Klaim asuransi dari kerusakan akibat badai diperkirakan akan melampaui $10 miliar, dan badai ini dapat meningkatkan kekhawatiran tentang apakah perusahaan asuransi akan mulai melihat negara bagian seperti Florida sebagai negara yang terlalu berisiko untuk menawarkan layanan mereka.
Saat ini, masyarakat sedang berupaya membersihkan lumpur dan puing-puing serta memulihkan layanan infrastruktur seperti listrik.
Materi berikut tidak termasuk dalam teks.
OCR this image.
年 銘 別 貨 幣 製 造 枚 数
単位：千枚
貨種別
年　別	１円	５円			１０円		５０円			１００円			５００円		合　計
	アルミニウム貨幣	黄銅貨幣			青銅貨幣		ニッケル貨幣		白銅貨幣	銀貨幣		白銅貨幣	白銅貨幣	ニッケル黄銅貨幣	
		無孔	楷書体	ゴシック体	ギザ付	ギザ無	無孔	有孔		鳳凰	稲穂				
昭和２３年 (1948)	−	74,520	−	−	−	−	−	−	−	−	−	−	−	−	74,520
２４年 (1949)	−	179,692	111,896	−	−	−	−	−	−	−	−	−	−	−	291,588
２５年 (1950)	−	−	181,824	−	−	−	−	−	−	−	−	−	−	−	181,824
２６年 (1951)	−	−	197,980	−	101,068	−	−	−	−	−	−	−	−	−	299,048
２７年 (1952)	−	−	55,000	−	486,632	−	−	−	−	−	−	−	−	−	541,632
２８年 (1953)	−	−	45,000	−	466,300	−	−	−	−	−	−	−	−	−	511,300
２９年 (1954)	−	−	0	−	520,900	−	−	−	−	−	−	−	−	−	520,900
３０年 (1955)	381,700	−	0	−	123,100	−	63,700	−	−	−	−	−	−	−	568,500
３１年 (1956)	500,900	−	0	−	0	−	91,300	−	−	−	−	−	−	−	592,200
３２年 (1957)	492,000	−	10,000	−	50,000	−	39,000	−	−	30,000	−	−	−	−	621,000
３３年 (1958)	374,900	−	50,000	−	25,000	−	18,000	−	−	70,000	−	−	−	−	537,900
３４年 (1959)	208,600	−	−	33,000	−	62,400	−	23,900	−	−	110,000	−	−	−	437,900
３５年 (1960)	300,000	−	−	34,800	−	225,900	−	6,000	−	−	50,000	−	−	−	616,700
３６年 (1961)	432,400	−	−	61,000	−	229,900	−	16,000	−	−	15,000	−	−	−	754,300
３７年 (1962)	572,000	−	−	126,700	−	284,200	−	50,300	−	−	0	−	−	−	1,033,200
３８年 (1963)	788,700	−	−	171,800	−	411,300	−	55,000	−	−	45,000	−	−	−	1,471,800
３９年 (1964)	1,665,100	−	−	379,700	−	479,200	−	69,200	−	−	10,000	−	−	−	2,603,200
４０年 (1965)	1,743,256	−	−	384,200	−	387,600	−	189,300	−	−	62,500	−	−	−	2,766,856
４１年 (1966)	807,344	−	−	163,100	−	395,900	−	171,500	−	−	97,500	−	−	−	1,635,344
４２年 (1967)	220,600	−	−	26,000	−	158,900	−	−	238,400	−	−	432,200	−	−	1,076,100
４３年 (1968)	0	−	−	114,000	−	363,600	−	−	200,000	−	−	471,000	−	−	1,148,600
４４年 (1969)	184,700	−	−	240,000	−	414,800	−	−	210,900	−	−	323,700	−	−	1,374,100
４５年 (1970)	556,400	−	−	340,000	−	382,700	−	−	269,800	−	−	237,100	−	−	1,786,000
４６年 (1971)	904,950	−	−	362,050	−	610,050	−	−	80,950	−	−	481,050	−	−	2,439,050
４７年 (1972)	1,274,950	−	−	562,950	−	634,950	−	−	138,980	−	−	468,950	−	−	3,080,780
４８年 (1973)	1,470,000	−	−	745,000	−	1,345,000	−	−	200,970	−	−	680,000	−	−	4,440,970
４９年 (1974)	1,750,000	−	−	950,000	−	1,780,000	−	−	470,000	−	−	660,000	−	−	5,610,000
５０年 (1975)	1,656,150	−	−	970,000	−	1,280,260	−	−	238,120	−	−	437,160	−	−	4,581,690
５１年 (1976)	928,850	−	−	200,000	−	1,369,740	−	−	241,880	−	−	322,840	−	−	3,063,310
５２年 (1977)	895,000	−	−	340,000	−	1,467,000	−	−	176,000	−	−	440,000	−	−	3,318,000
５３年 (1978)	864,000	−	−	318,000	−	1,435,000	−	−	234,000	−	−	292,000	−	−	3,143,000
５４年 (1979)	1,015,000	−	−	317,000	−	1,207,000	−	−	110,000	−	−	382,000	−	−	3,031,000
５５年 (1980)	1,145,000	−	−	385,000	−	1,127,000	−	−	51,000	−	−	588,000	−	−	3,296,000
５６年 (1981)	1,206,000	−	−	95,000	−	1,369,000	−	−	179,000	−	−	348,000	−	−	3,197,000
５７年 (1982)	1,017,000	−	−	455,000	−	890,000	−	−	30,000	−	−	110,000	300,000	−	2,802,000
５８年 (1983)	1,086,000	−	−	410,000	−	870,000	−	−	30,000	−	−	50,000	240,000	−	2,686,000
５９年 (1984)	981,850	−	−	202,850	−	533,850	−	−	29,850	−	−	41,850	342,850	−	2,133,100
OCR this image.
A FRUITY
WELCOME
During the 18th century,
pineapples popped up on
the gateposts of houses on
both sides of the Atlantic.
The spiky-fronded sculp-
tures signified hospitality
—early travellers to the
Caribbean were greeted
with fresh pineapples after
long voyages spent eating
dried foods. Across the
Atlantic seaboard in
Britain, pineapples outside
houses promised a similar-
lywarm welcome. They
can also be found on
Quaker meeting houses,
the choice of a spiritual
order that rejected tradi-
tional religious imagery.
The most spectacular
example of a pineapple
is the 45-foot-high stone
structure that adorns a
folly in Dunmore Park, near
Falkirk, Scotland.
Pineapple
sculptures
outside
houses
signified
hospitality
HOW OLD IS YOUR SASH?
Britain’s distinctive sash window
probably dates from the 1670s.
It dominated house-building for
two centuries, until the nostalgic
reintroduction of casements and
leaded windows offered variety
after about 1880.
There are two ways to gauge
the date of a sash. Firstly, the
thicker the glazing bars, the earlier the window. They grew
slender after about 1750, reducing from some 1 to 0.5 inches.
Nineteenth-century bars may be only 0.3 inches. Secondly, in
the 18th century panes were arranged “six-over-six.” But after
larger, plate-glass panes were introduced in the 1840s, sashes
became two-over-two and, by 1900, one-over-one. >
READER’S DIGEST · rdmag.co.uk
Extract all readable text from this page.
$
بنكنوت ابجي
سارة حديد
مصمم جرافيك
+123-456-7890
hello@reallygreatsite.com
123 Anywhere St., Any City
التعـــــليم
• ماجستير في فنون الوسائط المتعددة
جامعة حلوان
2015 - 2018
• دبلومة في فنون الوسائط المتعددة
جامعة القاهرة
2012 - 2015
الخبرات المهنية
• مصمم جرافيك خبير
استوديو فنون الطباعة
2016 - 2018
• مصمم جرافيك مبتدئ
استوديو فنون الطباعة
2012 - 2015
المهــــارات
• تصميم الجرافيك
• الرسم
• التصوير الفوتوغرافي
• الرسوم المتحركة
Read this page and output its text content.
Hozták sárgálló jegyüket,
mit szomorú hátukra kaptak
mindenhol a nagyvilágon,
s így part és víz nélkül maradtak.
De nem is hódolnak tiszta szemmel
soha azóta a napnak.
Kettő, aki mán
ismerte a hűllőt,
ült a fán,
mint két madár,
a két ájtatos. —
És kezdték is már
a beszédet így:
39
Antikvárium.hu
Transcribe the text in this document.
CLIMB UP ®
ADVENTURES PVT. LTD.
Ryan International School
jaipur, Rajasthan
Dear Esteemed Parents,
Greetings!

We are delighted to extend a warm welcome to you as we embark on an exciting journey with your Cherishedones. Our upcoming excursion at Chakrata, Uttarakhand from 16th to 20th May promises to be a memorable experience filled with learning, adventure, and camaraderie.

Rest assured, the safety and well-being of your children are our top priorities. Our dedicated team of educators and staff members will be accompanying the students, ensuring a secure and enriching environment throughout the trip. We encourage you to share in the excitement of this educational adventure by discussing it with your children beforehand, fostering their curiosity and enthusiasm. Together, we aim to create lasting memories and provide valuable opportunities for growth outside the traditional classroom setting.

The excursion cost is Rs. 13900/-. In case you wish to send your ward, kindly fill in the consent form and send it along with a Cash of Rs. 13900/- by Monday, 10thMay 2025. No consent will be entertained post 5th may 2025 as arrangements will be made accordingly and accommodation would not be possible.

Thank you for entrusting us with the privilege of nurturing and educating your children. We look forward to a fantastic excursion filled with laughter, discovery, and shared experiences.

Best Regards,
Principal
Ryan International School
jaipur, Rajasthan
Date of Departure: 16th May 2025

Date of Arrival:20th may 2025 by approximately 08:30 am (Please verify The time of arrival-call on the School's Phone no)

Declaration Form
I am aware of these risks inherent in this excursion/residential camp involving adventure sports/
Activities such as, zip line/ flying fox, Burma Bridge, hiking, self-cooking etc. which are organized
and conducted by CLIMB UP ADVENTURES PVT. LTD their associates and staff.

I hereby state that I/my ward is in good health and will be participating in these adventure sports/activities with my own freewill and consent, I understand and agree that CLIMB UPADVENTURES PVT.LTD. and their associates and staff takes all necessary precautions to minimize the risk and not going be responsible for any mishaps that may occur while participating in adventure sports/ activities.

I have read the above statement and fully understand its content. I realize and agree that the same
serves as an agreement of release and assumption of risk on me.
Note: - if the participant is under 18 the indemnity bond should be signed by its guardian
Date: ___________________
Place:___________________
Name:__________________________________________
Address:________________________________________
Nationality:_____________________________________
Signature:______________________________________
Menurut situs web PowerOutage.us, lebih dari 84.000 rumah tangga masih belum mendapatkan aliran listrik di Florida.
Namun, beberapa bagian Florida yang terkena dampak Idalia masih dalam tahap pemulihan dari badai tahun sebelumnya. Florida Barat Daya dihantam pada September 2022 ketika Badai Ian mendarat sebagai badai Kategori 4, menewaskan lebih dari 150 orang dan menyebabkan kerusakan senilai $ 112 miliar -sebuah rekor bagi negara bagian tersebut.
“Kami sudah sekitar 11 bulan dari Badai Ian,” kata Wali Kota Kevin Anderson dari Fort Myers, Florida, kepada ABC News pekan ini. “Dan kami masih memiliki banyak terpal biru dan banyak lokasi yang sedang dibangun.” (haninmazaya/arrahmah.id)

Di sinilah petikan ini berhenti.